The study also showed that only eight Latinx men and two Latinx women over the age 45 were leads or co-leads in 2007 to 2018, and both female roles went to Jennifer Lopez. Additionally, between 2014 and 2018, only five films out of 500 portray a Latinx character from the LGBTQ+ community, and just two out of the 100 top-grossing films of 2018 featured a LGBTQ+ Latinx character. The omission of characters of this type in popular media seems especially concerning when, according to the Human Right Campaign, 1.4 million LGBTQ+ Latinx adults currently live in the United States.
In addition, the study found that the Latinx characters that are depicted tend to fall into stereotypical markers of Latinx identity: They are frequently light-to-olive skinned; sexy or sexualized (35.5 percent of Latinx women are depicted in sexualized ways); funny (often leaning on their sex appeal for laughs); tragic (13 percent of characters are shown living in poverty); or criminals (see: every movie where Latinx people are portrayed as drug lords or gang members). Researchers found that 61.9 percent of all Latinx characters are portrayed as engaging in illegal activities. It's not hard to make a leap between these depictions and the political rhetoric that casts Latinx people as criminals.
When representation of Latinx identity is this lacking and narrow, it becomes near-impossible to represent Latinx people who live in the many intersections of Latinidad. Afro-Latinx representation is only mentioned once in the study, noting the inclusion of only one Afro-Latinx director out of 1,335 included in the survey. But nearly a quarter of the Hispanic population in the U.S. identifies as Afro-Latinx. Many Afro-Latinx people in Hollywood describe having to lean on their Blackness over their Latinx identity because they are not viewed as neatly fitting the mold. The same goes for Latinx people of Asian and indigenous descent, who also receive little to no representation on screen (no numbers were reported for them in the study), and Latinx people with disabilities (only 13 out of 400 movies included a Latinx character with a disability, according to the study).
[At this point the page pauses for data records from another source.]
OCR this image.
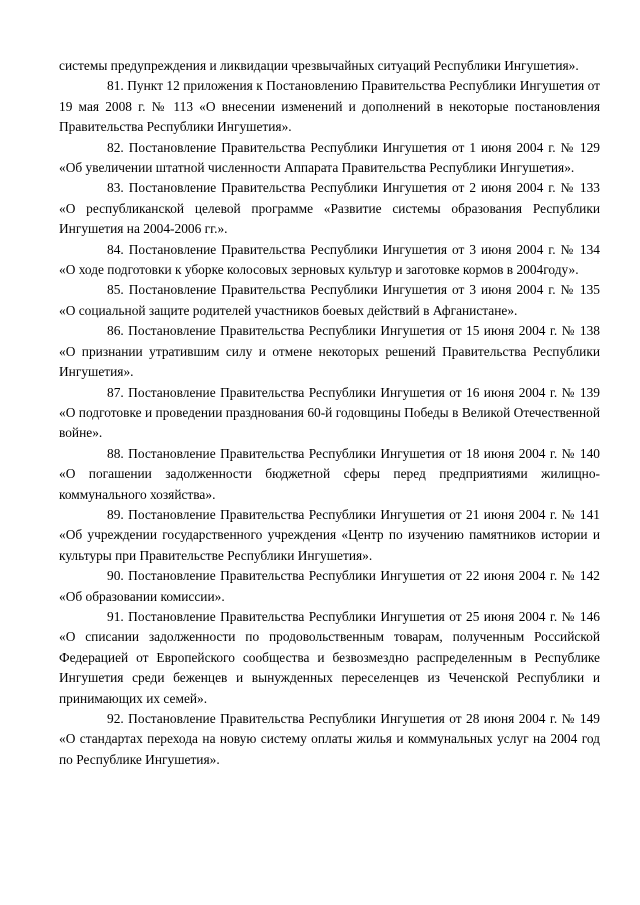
системы предупреждения и ликвидации чрезвычайных ситуаций Республики Ингушетия».

81. Пункт 12 приложения к Постановлению Правительства Республики Ингушетия от 19 мая 2008 г. № 113 «О внесении изменений и дополнений в некоторые постановления Правительства Республики Ингушетия».

82. Постановление Правительства Республики Ингушетия от 1 июня 2004 г. № 129 «Об увеличении штатной численности Аппарата Правительства Республики Ингушетия».

83. Постановление Правительства Республики Ингушетия от 2 июня 2004 г. № 133 «О республиканской целевой программе «Развитие системы образования Республики Ингушетия на 2004-2006 гг.».

84. Постановление Правительства Республики Ингушетия от 3 июня 2004 г. № 134 «О ходе подготовки к уборке колосовых зерновых культур и заготовке кормов в 2004году».

85. Постановление Правительства Республики Ингушетия от 3 июня 2004 г. № 135 «О социальной защите родителей участников боевых действий в Афганистане».

86. Постановление Правительства Республики Ингушетия от 15 июня 2004 г. № 138 «О признании утратившим силу и отмене некоторых решений Правительства Республики Ингушетия».

87. Постановление Правительства Республики Ингушетия от 16 июня 2004 г. № 139 «О подготовке и проведении празднования 60-й годовщины Победы в Великой Отечественной войне».

88. Постановление Правительства Республики Ингушетия от 18 июня 2004 г. № 140 «О погашении задолженности бюджетной сферы перед предприятиями жилищно-коммунального хозяйства».

89. Постановление Правительства Республики Ингушетия от 21 июня 2004 г. № 141 «Об учреждении государственного учреждения «Центр по изучению памятников истории и культуры при Правительстве Республики Ингушетия».

90. Постановление Правительства Республики Ингушетия от 22 июня 2004 г. № 142 «Об образовании комиссии».

91. Постановление Правительства Республики Ингушетия от 25 июня 2004 г. № 146 «О списании задолженности по продовольственным товарам, полученным Российской Федерацией от Европейского сообщества и безвозмездно распределенным в Республике Ингушетия среди беженцев и вынужденных переселенцев из Чеченской Республики и принимающих их семей».

92. Постановление Правительства Республики Ингушетия от 28 июня 2004 г. № 149 «О стандартах перехода на новую систему оплаты жилья и коммунальных услуг на 2004 год по Республике Ингушетия».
In effect, when so few roles are created for or made available to Latinx actors, where does that leave everyone who doesn't fit the extremely limited parameters of what a mostly white industry considers to be Latinx? It doesn't bode well for more nuanced depictions of the many faces and stories that encompass Latinx identity, and it perpetuates a monolithic ideal of what Latinx people look like, leading to racial and ethnic erasure, reinforcement of offensive stereotypes, and straight up racist depictions.
Hollywood is certainly lacking Latinx representation on screen, and while we have to start somewhere, it's vital that we not only ask for more. We have to demand better.